Tuesday, May 20, 2008

Kalivesham – Overt and Loud

This is a response to the play Kalivesham written by Kavalam Narayana Panikkar, directed by Narippatta Raju and performed by Natyasastra kadampazhipuram, Palakkadu.
The text by Kavalam is about a Kadhakali performer who is to perform the evil character of Kali in Nalacharitham Kadhakali performance. The play focuses on the influence of the character on the performer and how the character slowly diffuses into the habits and nature of the actor and merges into his self. This transition causes immense trauma in the family life of the actor, his relationship to his wife and is evilish and painful at the same time.

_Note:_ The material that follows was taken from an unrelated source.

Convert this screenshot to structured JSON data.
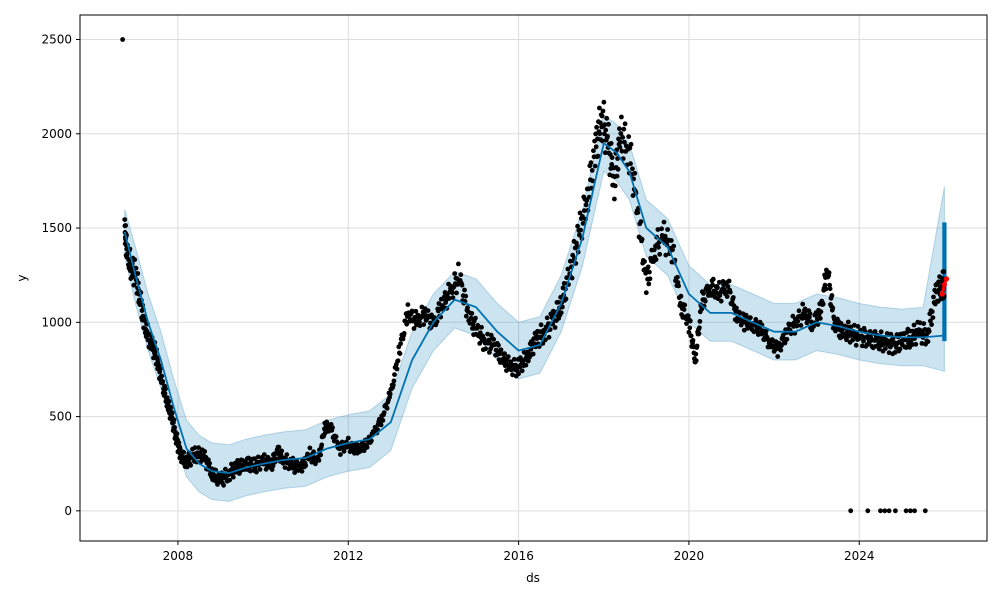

This story uses Kadhakali as a performance form, where the actor is usually destined or popular in performing a specific character type regularly. It transcends from Kadhakali to the universal and identity problems faced by any performer and the possible temptations that surrounds him- a play based on the transcending to of the actor to the character. The playwright uses Kadhakali as a base tool to take off to the general characteristic and dynamics of actor-character relationship.
The performance should naturally take off from the text, open it and reinterpret to arrive at a form appropriate for the basic communication of the objective of the director and the ensemble. But viewing the play gave a feel that instead of taking further from Kadhakali; the production has taken it back to the score and milieu of Kadhakali itself. Overt use of the form in costume, movement pattern, music and acting pattern takes the performance nearer to Kadhakali than the written play. It seems to be witnessing a postmodern version of Nalacharitham Kadhakali than a new play derived from it.
The performance was well rehearsed and the details are worked to the minute niceties. The care and subtlety taken in the design of the costumes and other aspects are missing in the acting design which is much loud and lacks subtitlity. Overt and loud use of Kadhakali makes the visible outer format hide the inner dimensions of the narrative.
All the actors have done justice to the role assigned to them by the director; they seemed to have got some training in the acting system of Kadhakali. Special mention is to be made about Sudevan who acted as the ‘actor’, and Rajitha who was the best of the lot who charged the role of the wife of the actor with emotion, clarity and with powerful and glaring eyes.